Reações violentas explodiram contra o lockdown que segue em cidades inteiras da China, uma das ditaduras mais ferozes do planeta, e extrapolam para mais exigências: liberdade, democracia e até deposição do líder Xi Jinping. O estopim foi a morte de dez pessoas em Urumqi, capital da de Xinjiang, oeste do país, onde as restrições teriam impedido bombeiros de chegar a tempo de socorrer as vítimas. O rastilho alcançou ruas até da capital Pequim, espalhando-se nas mais simbólicas demonstrações de fúria das últimas décadas, ao desafiar um governo que reprime opositores com vigilância estrita e repressão cada vez maior. O plano Covid Zero patina, com trabalhadores saturados de ficar em casa ou literalmente trancados em fábricas, enquanto um quinto da economia do país afunda, com indústria e comércio parados, afetando nada menos que 20% do PIB. E Xi Jinping, que comemorava sua recondução à liderança do país, arrisca a própria cabeça.
Moisés de Souza, professor de Estudos da Ásia-Pacífico da Universidade Central de Lancashire, no Reino Unido, diz que o assunto “morte” no país asiático é tabu e, por isso, a tragédia em Urumqi foi um catalisador. Segundo ele, sempre houve manifestações, desde a China Imperial, que o governo chama de “incidentes de massas” quando reúnem mais de 10 mil pessoas, mas normalmente são contra prefeituras, não contra o governo central. “Os protestos de agora são os mais significativos desde o massacre na Praça da Paz Celestial, em 1989, quando 3 mil estudantes foram mortos. Os chineses perdem o medo de se expressar sobre temas sensíveis ao Partido Comunista, como direitos humanos.”
O especialista observa que existe um acordo implícito entre a sociedade chinesa e o PC. “O governo reduz liberdade política e dá liberdade econômica. É como se dissesse: você é livre para empreender, viajar, consumir, mas não fale de política. Esse acordo foi quebrado. E, entre deprimidas e estressadas porque as poupanças se foram e não podem trabalhar, as pessoas foram às ruas, ainda que com muito medo.” A essa questão psicológica se soma a econômica, com a alta do custo de vida, a carestia, aponta Moisés. “E se a política rigorosa de controle da Covid-19 recebeu apoio no início, tudo tem um limite. Essa combinação de fatores disparou o gatilho das manifestações por liberdade. Os chineses estão explodindo.”
O fator vacina
A onda ocorre mesmo com a China tendo vacinado 1 bilhão de pessoas, ou 70% da população — mas com uma tecnologia que não protege das variantes Delta e Ômega. O governo disse que produziria imunizantes com a tecnologia de RNA mensageiro, como no Ocidente, mas enquanto isso surgiram novos surtos, o contágio aumentou e os confinamentos foram reforçados, motivando os protestos nas ruas e a repressão violenta.

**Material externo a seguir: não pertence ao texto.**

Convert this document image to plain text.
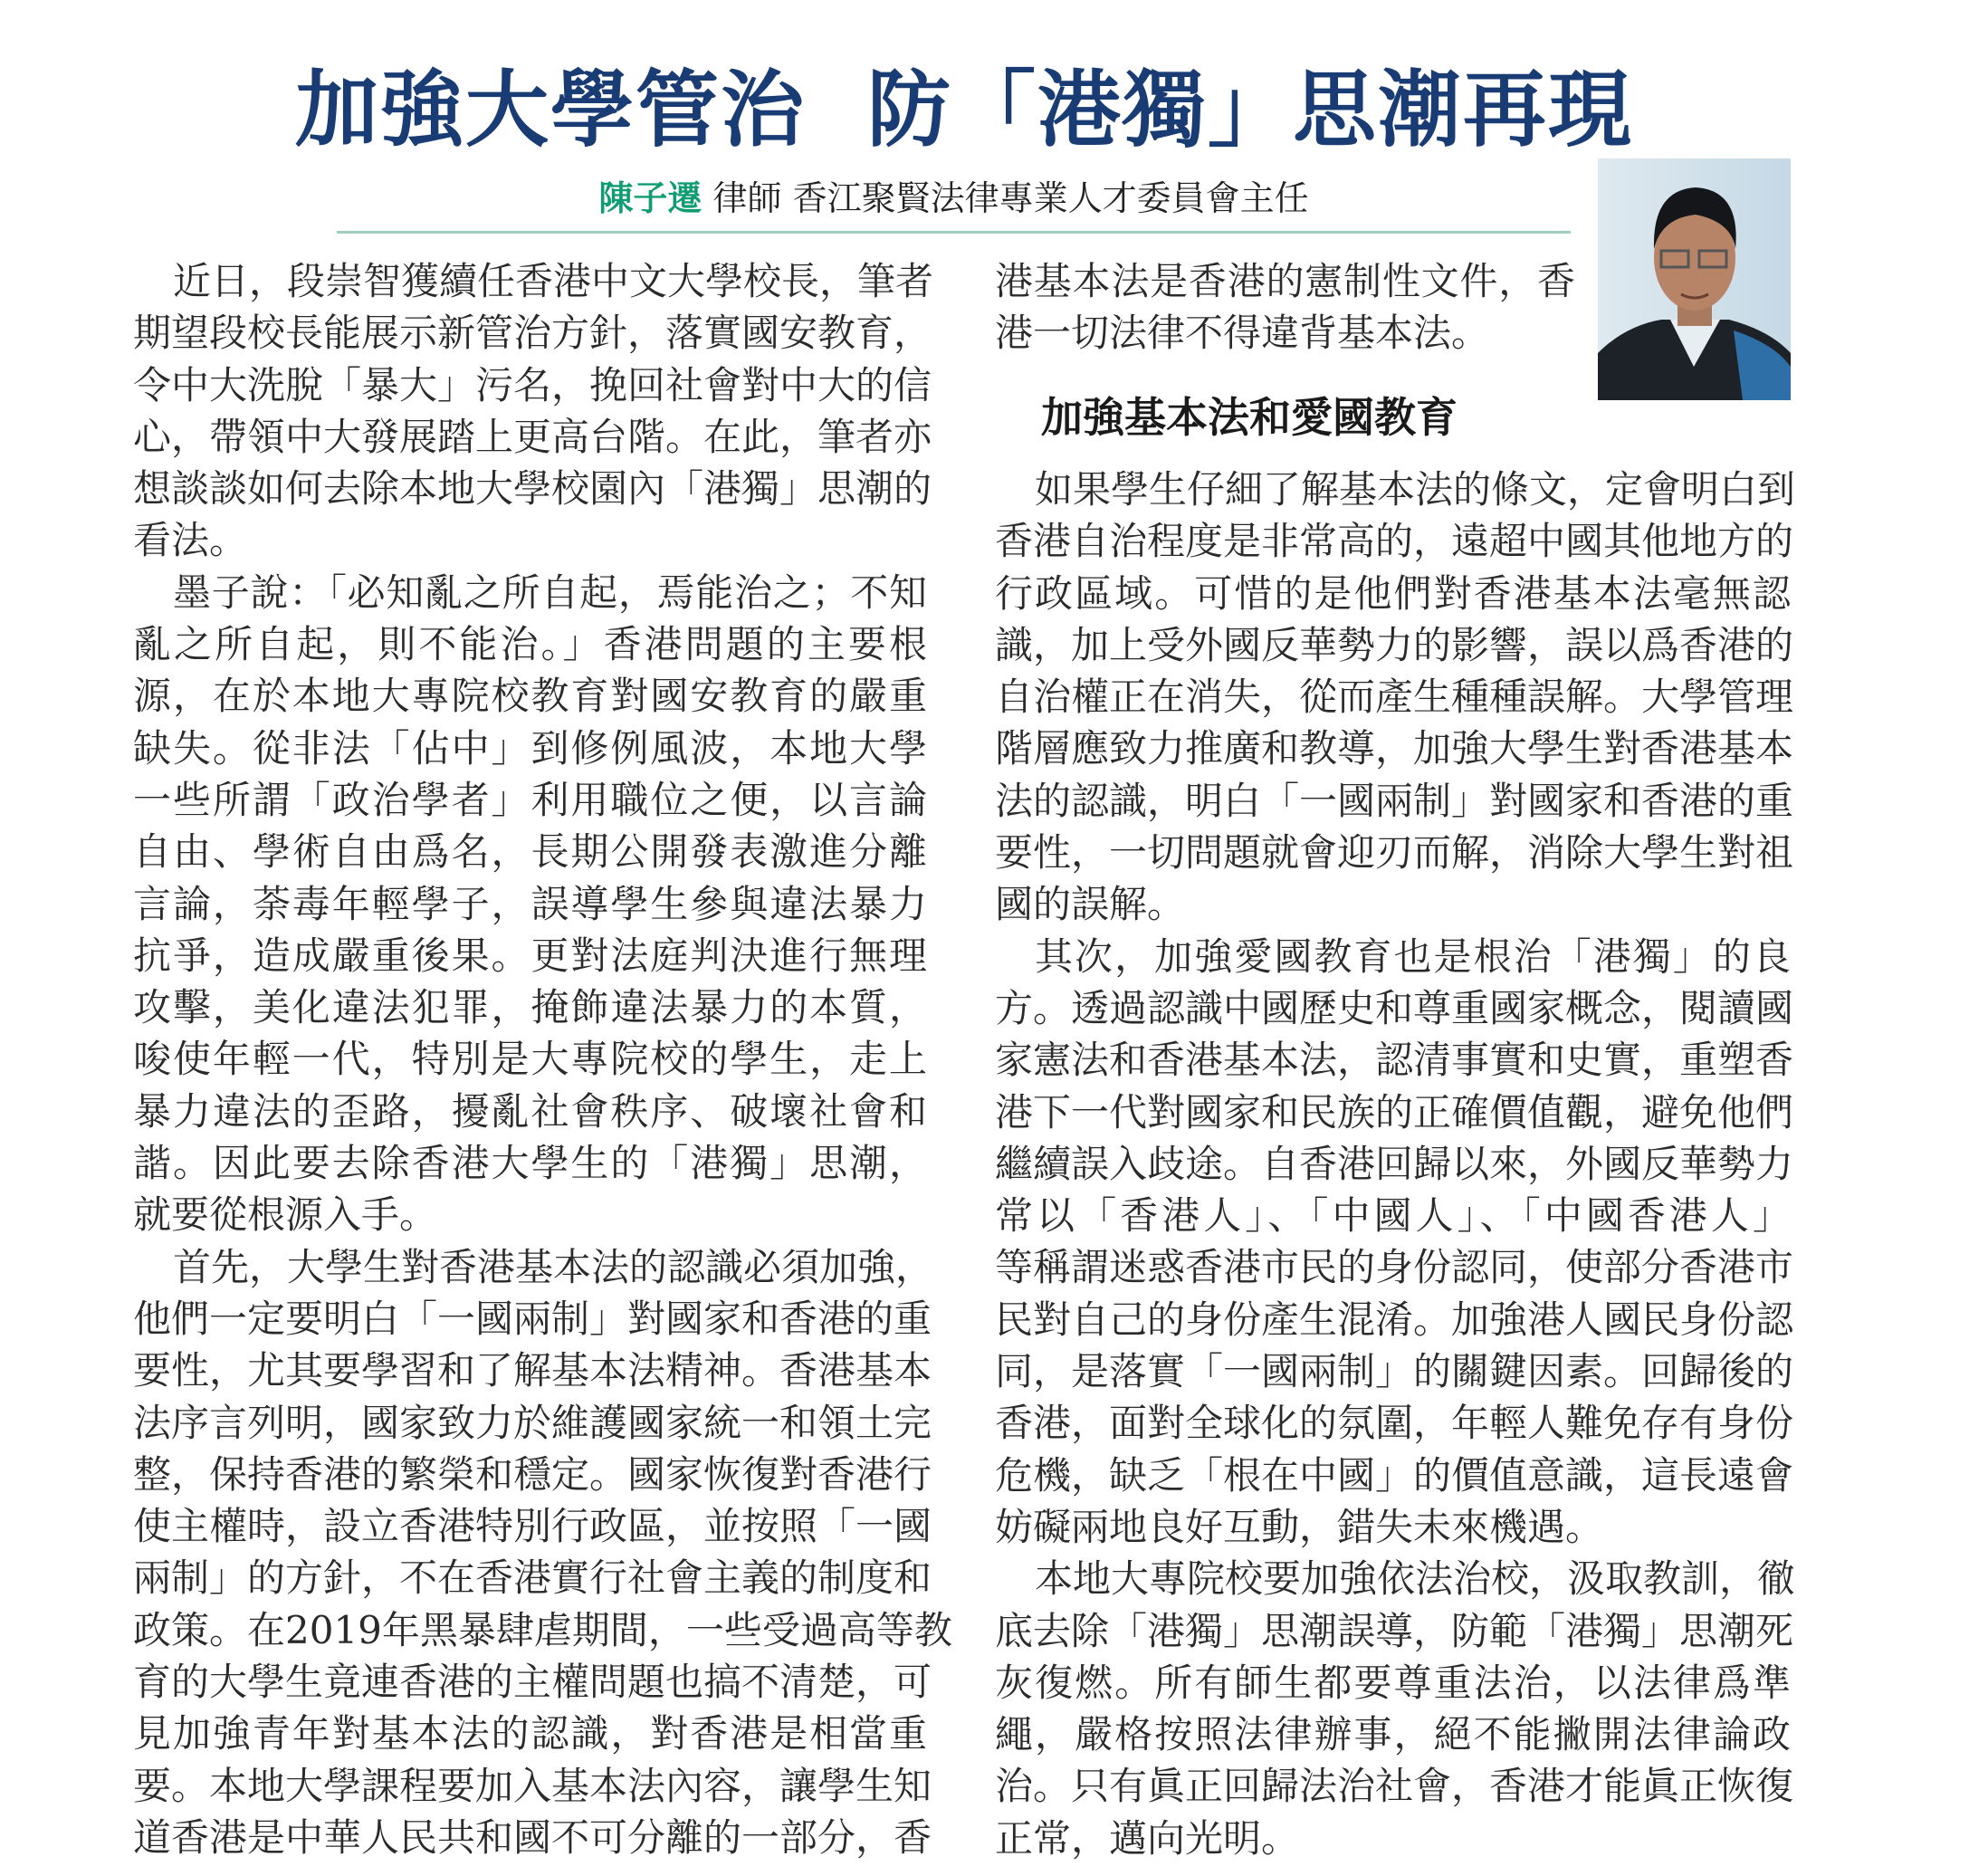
加強大學管治  防「港獨」思潮再現
陳子遷 律師 香江聚賢法律專業人才委員會主任
近日，段崇智獲續任香港中文大學校長，筆者
期望段校長能展示新管治方針，落實國安教育，
令中大洗脫「暴大」污名，挽回社會對中大的信
心，帶領中大發展踏上更高台階。在此，筆者亦
想談談如何去除本地大學校園內「港獨」思潮的
看法。
墨子說：「必知亂之所自起，焉能治之；不知
亂之所自起，則不能治。」香港問題的主要根
源，在於本地大專院校教育對國安教育的嚴重
缺失。從非法「佔中」到修例風波，本地大學
一些所謂「政治學者」利用職位之便，以言論
自由、學術自由爲名，長期公開發表激進分離
言論，荼毒年輕學子，誤導學生參與違法暴力
抗爭，造成嚴重後果。更對法庭判決進行無理
攻擊，美化違法犯罪，掩飾違法暴力的本質，
唆使年輕一代，特別是大專院校的學生，走上
暴力違法的歪路，擾亂社會秩序、破壞社會和
諧。因此要去除香港大學生的「港獨」思潮，
就要從根源入手。
首先，大學生對香港基本法的認識必須加強，
他們一定要明白「一國兩制」對國家和香港的重
要性，尤其要學習和了解基本法精神。香港基本
法序言列明，國家致力於維護國家統一和領土完
整，保持香港的繁榮和穩定。國家恢復對香港行
使主權時，設立香港特別行政區，並按照「一國
兩制」的方針，不在香港實行社會主義的制度和
政策。在2019年黑暴肆虐期間，一些受過高等教
育的大學生竟連香港的主權問題也搞不清楚，可
見加強青年對基本法的認識，對香港是相當重
要。本地大學課程要加入基本法內容，讓學生知
道香港是中華人民共和國不可分離的一部分，香
港基本法是香港的憲制性文件，香
港一切法律不得違背基本法。
加強基本法和愛國教育
如果學生仔細了解基本法的條文，定會明白到
香港自治程度是非常高的，遠超中國其他地方的
行政區域。可惜的是他們對香港基本法毫無認
識，加上受外國反華勢力的影響，誤以爲香港的
自治權正在消失，從而產生種種誤解。大學管理
階層應致力推廣和教導，加強大學生對香港基本
法的認識，明白「一國兩制」對國家和香港的重
要性，一切問題就會迎刃而解，消除大學生對祖
國的誤解。
其次，加強愛國教育也是根治「港獨」的良
方。透過認識中國歷史和尊重國家概念，閱讀國
家憲法和香港基本法，認清事實和史實，重塑香
港下一代對國家和民族的正確價值觀，避免他們
繼續誤入歧途。自香港回歸以來，外國反華勢力
常以「香港人」、「中國人」、「中國香港人」
等稱謂迷惑香港市民的身份認同，使部分香港市
民對自己的身份產生混淆。加強港人國民身份認
同，是落實「一國兩制」的關鍵因素。回歸後的
香港，面對全球化的氛圍，年輕人難免存有身份
危機，缺乏「根在中國」的價值意識，這長遠會
妨礙兩地良好互動，錯失未來機遇。
本地大專院校要加強依法治校，汲取教訓，徹
底去除「港獨」思潮誤導，防範「港獨」思潮死
灰復燃。所有師生都要尊重法治，以法律爲準
繩，嚴格按照法律辦事，絕不能撇開法律論政
治。只有眞正回歸法治社會，香港才能眞正恢復
正常，邁向光明。
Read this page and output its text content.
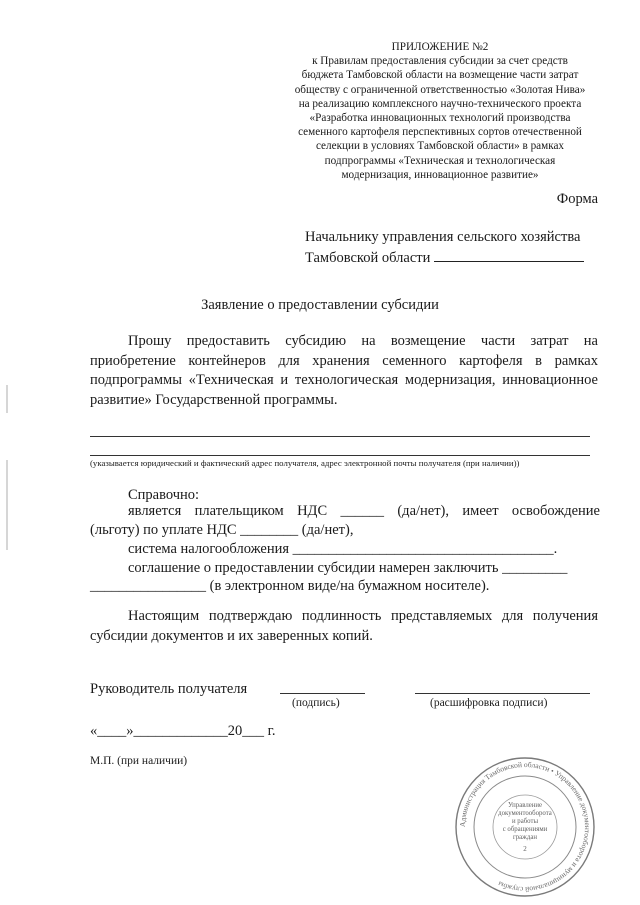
ПРИЛОЖЕНИЕ №2
к Правилам предоставления субсидии за счет средств
бюджета Тамбовской области на возмещение части затрат
обществу с ограниченной ответственностью «Золотая Нива»
на реализацию комплексного научно-технического проекта
«Разработка инновационных технологий производства
семенного картофеля перспективных сортов отечественной
селекции в условиях Тамбовской области» в рамках
подпрограммы «Техническая и технологическая
модернизация, инновационное развитие»
Форма
Начальнику управления сельского хозяйства
Тамбовской области
Заявление о предоставлении субсидии
Прошу предоставить субсидию на возмещение части затрат на приобретение контейнеров для хранения семенного картофеля в рамках подпрограммы «Техническая и технологическая модернизация, инновационное развитие» Государственной программы.
(указывается юридический и фактический адрес получателя, адрес электронной почты получателя (при наличии))
Справочно:
является плательщиком НДС ______ (да/нет), имеет освобождение
(льготу) по уплате НДС ________ (да/нет),
система налогообложения ____________________________________.
соглашение о предоставлении субсидии намерен заключить _________
________________ (в электронном виде/на бумажном носителе).
Настоящим подтверждаю подлинность представляемых для получения субсидии документов и их заверенных копий.
Руководитель получателя
(подпись)	(расшифровка подписи)
«____»_____________20___ г.
М.П. (при наличии)
Администрация Тамбовской области • Управление документооборота и муниципальной службы
Управление
документооборота
и работы
с обращениями
граждан
2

“Para a China, assim como para EUA, Rússia, Europa, a produção da vacina também representa o potencial de um país. É a chamada geopolítica das vacinas. Quem vai salvar o mundo da pandemia? É uma questão de prestígio, de projeção positiva para a nação. Daí a recusa à compra de vacinas do exterior. Só agora a China teria assinado um acordo com a BioNTech alemã”, diz Moisés de Souza.
A projeção de alta do PIB neste ano já caiu para 5,5%, muito baixo para os padrões chineses. E não há expectativa pela volta de investimentos do exterior, porque empresas não querem se submeter à instabilidade do lockdown. “A Foxconn, maior companhia do mundo na produção de iPhones, é taiwanesa, mas tem planta industrial na China. Passou recentemente por greve de funcionários que se recusaram a ficar trancados na fábrica e há rumores de que vá se transferir para a Índia”, acrescenta.
Há estimativas de que um quinto da economia chinesa esteja em lockdown. “É como se todo o Reino Unido parasse. O impacto é brutal”, diz oprofessor. “Mas o Xi Jinping tem uma fixação: quer a sociedade mais alinhada com os princípios marxistas, como defesa de uma ‘conspiração internacional contra o crescimento da China’. Ele se preocupa com geopolítica e pode achar que as medidas restritivas e sua capacidade de organizar pessoas é quase um treinamento em escala nacional para o caso de uma crise mais aguda.”
O líder chinês se colocou em uma armadilha com a política de Covid Zero. Se mantém lockdowns, estouram protestos; se relaxa, mostra fraqueza e dá espaço a adversários questionarem sua imagem de líder supremo que tem nas mãos o futuro da China. “E quando o povo chinês vai às ruas, dinastias caem.”